DENVER – An effort to help Colorado’s hundreds of medical marijuana businesses get bank accounts failed on Tuesday evening.
Banks won’t do business with the industry because it would be considered money laundering since marijuana is a controlled substance under federal law.
State Senate Bill 75 would have allowed dispensaries and patients to join financial co-ops, which would run just like credit unions.
The bill died in the Senate Finance Committee by a 5-2 vote on Tuesday evening.
Those in the medical pot business say it would have kept them from dealing in cash, which they argue is dangerous.
“[Dispensaries] are already selling medical marijuana now, they are sometimes forced to have cash on hand and that can just make them more of a target for criminals,” Brian Vicente, who runs the marijuana advocacy group Sensible Colorado, said.
The banking industry came out in opposition to SB 75, warning that the federal government would certainly step in to shut down any co-op serving the medical marijuana industry.
“So that’s the greatest threat this institution would face,” Jenifer Waller, with the Colorado Bankers Association, said. “Another challenge would be just having access to the payment system, being able to issue checks and do wire transfers.”
Waller says institutions need federal insurance to access payment systems, which means the co-ops created by SB 75 might have effectively been reduced to little more than vaults for holding deposits.
Some in the medical marijuana industry would welcome having a co-op targeted by federal law enforcement as a reason to get the issue into court.
Sen.
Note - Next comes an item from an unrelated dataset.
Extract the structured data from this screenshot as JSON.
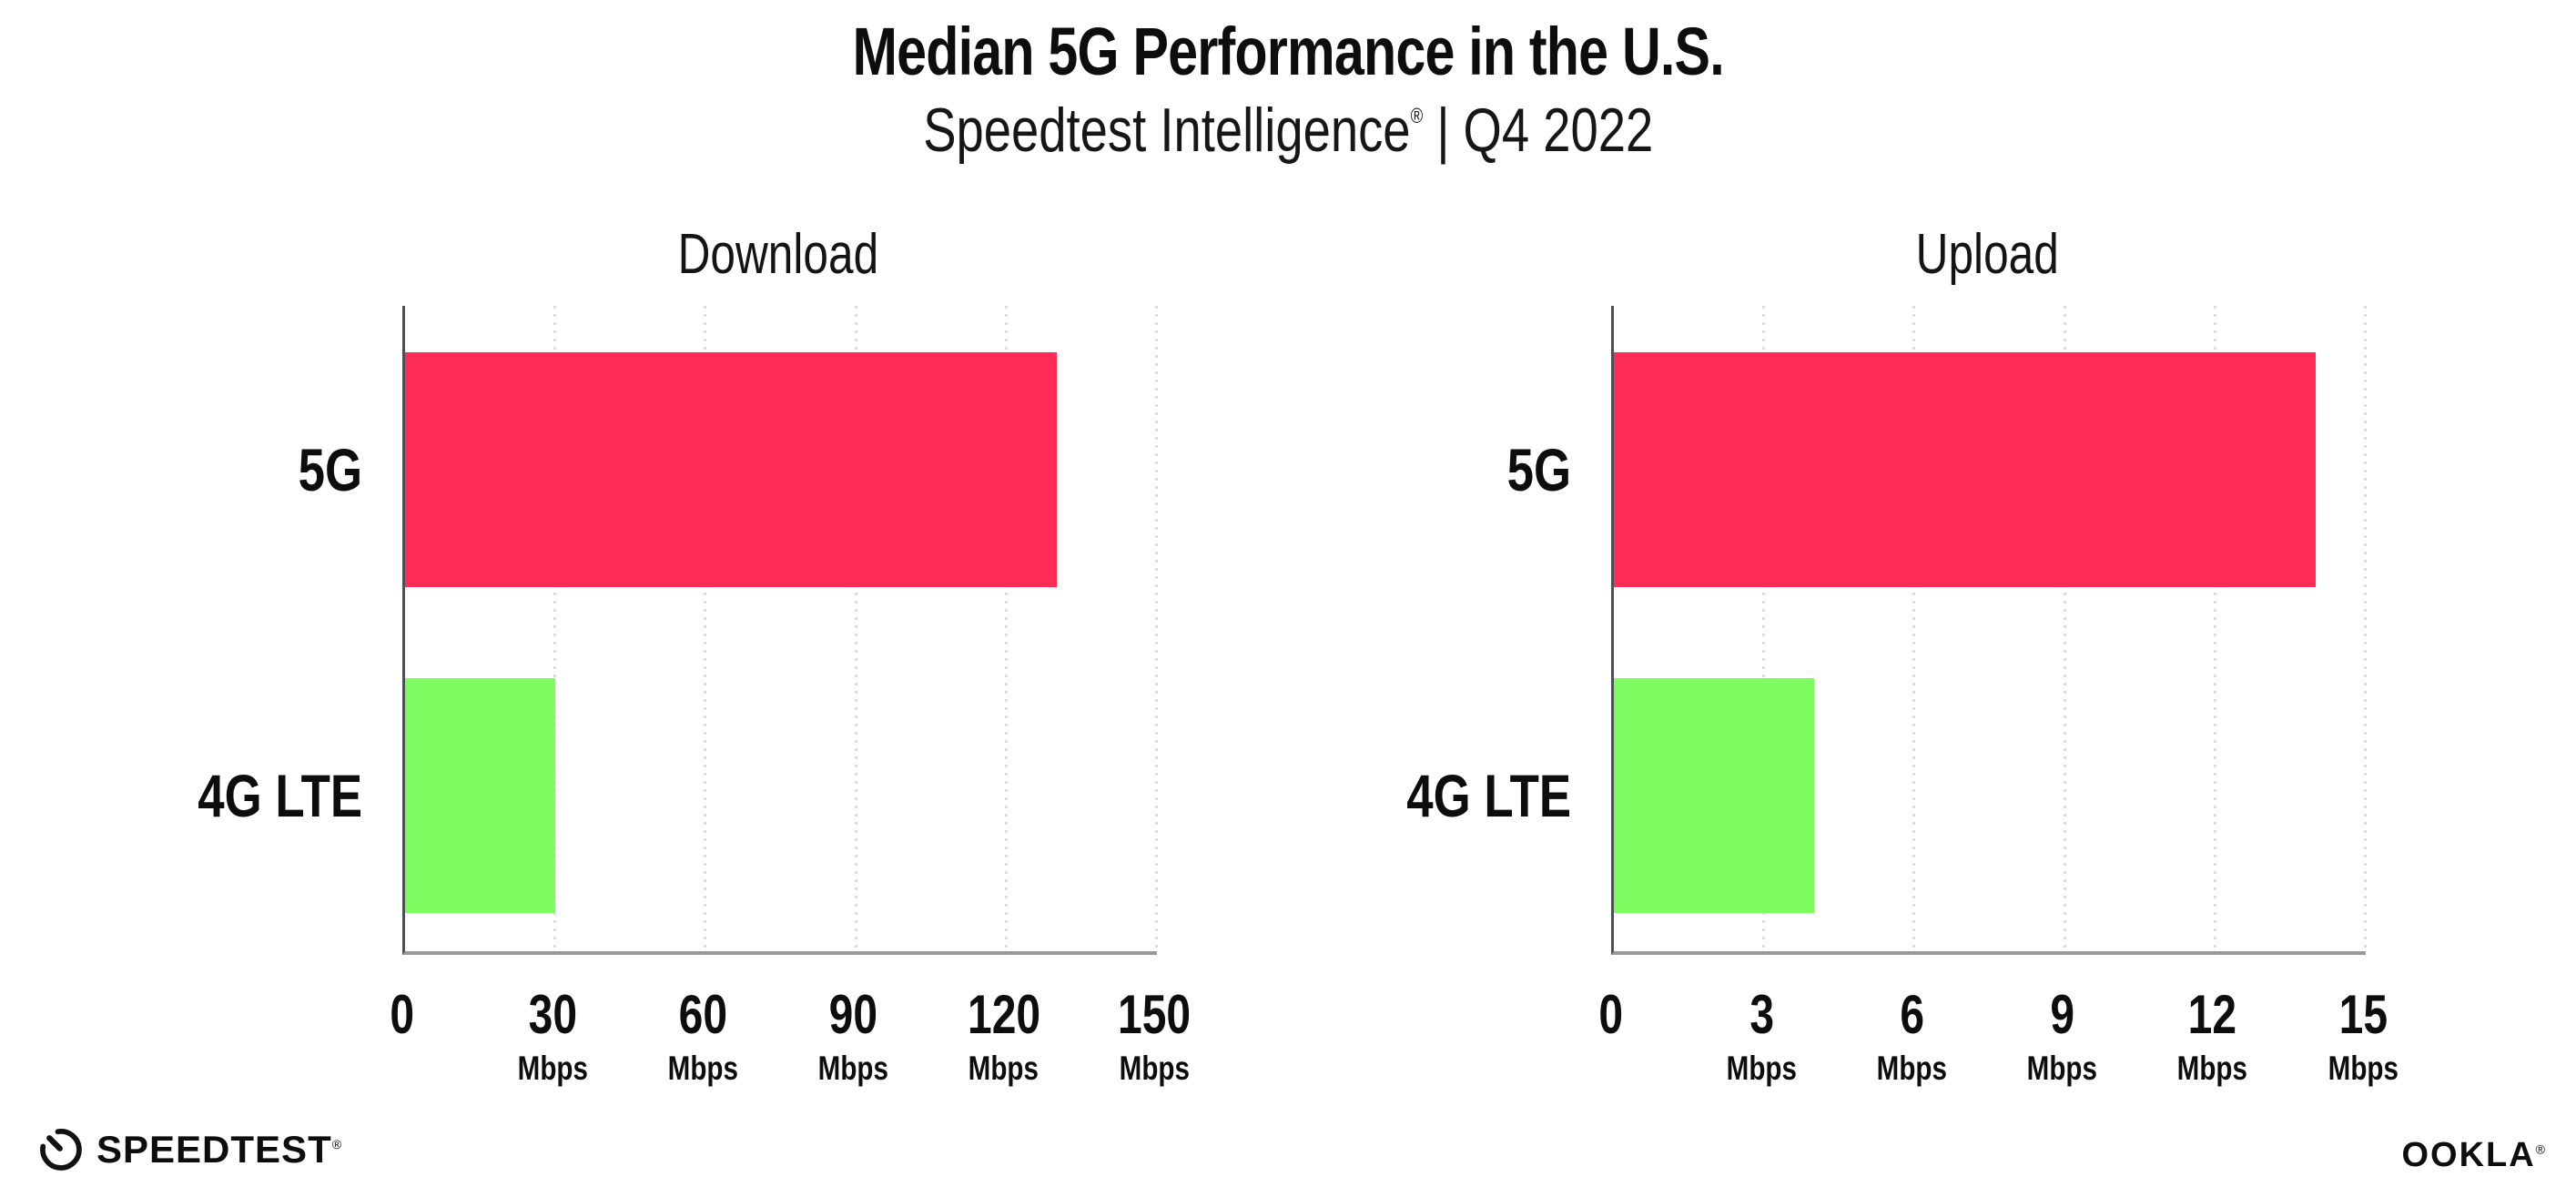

Pat Steadman (D-Denver) says he hoped that wouldn’t happen, but added “with this issue, that court case is lurking around every corner.”
Steadman sponsored SB 75 along with Rep. Tom Massey (R-Poncha Springs.)
At a Tuesday hearing, medical marijuana patients said they also feel vulnerable paying in cash, but that many dispensaries won’t take anything else because they don’t have business bank accounts.
Several lawmakers experessed concern about the feasibility of establishing the co-ops under federal regulations.